Yes, there are fund managers who can consistently outperform the index most years, earning their fees. However, it is difficult to determine in advance who these fund managers are. Basing an investment decision on past performance rarely works. Of the large-cap funds that were in the top quartile of performers in 2019, none remained in the top quartile over the next four years. In fact, the fund’s performance is less persistent than expected under the random distribution.

Reduce the cost of market participation

Several investors have laid out the keys to successful investing, but by far one of the biggest factors is controlling the cost of participation. Vanguard founder Jack Bogle coined the idea of ​​the cost-weighting hypothesis: “The gross return on the financial market minus the costs of financial intermediation equals the net return actually delivered to investors.”

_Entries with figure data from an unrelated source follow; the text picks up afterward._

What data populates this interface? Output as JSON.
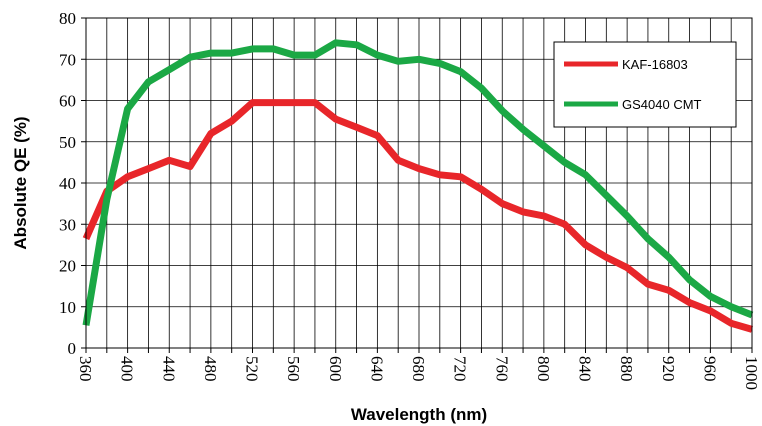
{
  "chart_data": {
    "type": "line",
    "xlabel": "Wavelength (nm)",
    "ylabel": "Absolute QE (%)",
    "xlim": [
      360,
      1000
    ],
    "ylim": [
      0,
      80
    ],
    "x_ticks": [
      360,
      400,
      440,
      480,
      520,
      560,
      600,
      640,
      680,
      720,
      760,
      800,
      840,
      880,
      920,
      960,
      1000
    ],
    "y_ticks": [
      0,
      10,
      20,
      30,
      40,
      50,
      60,
      70,
      80
    ],
    "x_minor_step": 20,
    "grid": true,
    "legend_position": "top-right",
    "series": [
      {
        "name": "KAF-16803",
        "color": "#e8262a",
        "x": [
          360,
          380,
          400,
          420,
          440,
          460,
          480,
          500,
          520,
          540,
          560,
          580,
          600,
          620,
          640,
          660,
          680,
          700,
          720,
          740,
          760,
          780,
          800,
          820,
          840,
          860,
          880,
          900,
          920,
          940,
          960,
          980,
          1000
        ],
        "values": [
          26.5,
          38,
          41.5,
          43.5,
          45.5,
          44,
          52,
          55,
          59.5,
          59.5,
          59.5,
          59.5,
          55.5,
          53.5,
          51.5,
          45.5,
          43.5,
          42,
          41.5,
          38.5,
          35,
          33,
          32,
          30,
          25,
          22,
          19.5,
          15.5,
          14,
          11,
          9,
          6,
          4.5
        ]
      },
      {
        "name": "GS4040 CMT",
        "color": "#1ba845",
        "x": [
          360,
          380,
          400,
          420,
          440,
          460,
          480,
          500,
          520,
          540,
          560,
          580,
          600,
          620,
          640,
          660,
          680,
          700,
          720,
          740,
          760,
          780,
          800,
          820,
          840,
          860,
          880,
          900,
          920,
          940,
          960,
          980,
          1000
        ],
        "values": [
          5.5,
          36,
          58,
          64.5,
          67.5,
          70.5,
          71.5,
          71.5,
          72.5,
          72.5,
          71,
          71,
          74,
          73.5,
          71,
          69.5,
          70,
          69,
          67,
          63,
          57.5,
          53,
          49,
          45,
          42,
          37,
          32,
          26.5,
          22,
          16.5,
          12.5,
          10,
          8
        ]
      }
    ]
  }
}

Warren Buffett echoes the idea in his 2005 letter to shareholders, where he recounts the parable of the Gotrocks. The family once owned every American corporation, but have seen their fortunes destroyed by “helpers” who promise to help individual family members outdo their relatives for just a pittance. He concluded with a simple analogy to Newton’s laws of motion: “For investors as a whole, returns decrease as motion increases.”

The easiest way to reduce the movement and keep the help fees low is to buy an index fund. The Vanguard S&P 500 ETF has an expense ratio of just 0.03% and extremely low tracking error. It trades only when changes are made to the S&P 500 index each quarter and rarely produces a taxable event for its shareholders. The results are net returns that are extremely close to the gross returns of the components of the S&P 500 Index.

While a hot, actively managed mutual fund and a star fund manager may seem attractive, digging into the data suggests it’s probably not a smart investment. On average, you’ll do much better if you focus on the fund with the lowest fees over the past year, rather than the best performing fund.

Adam Levy has no position in any of the listed stocks. The Motley Fool has positions in and recommends the S&P Global and the Vanguard S&P 500 ETF. The Motley Fool has a disclosure policy.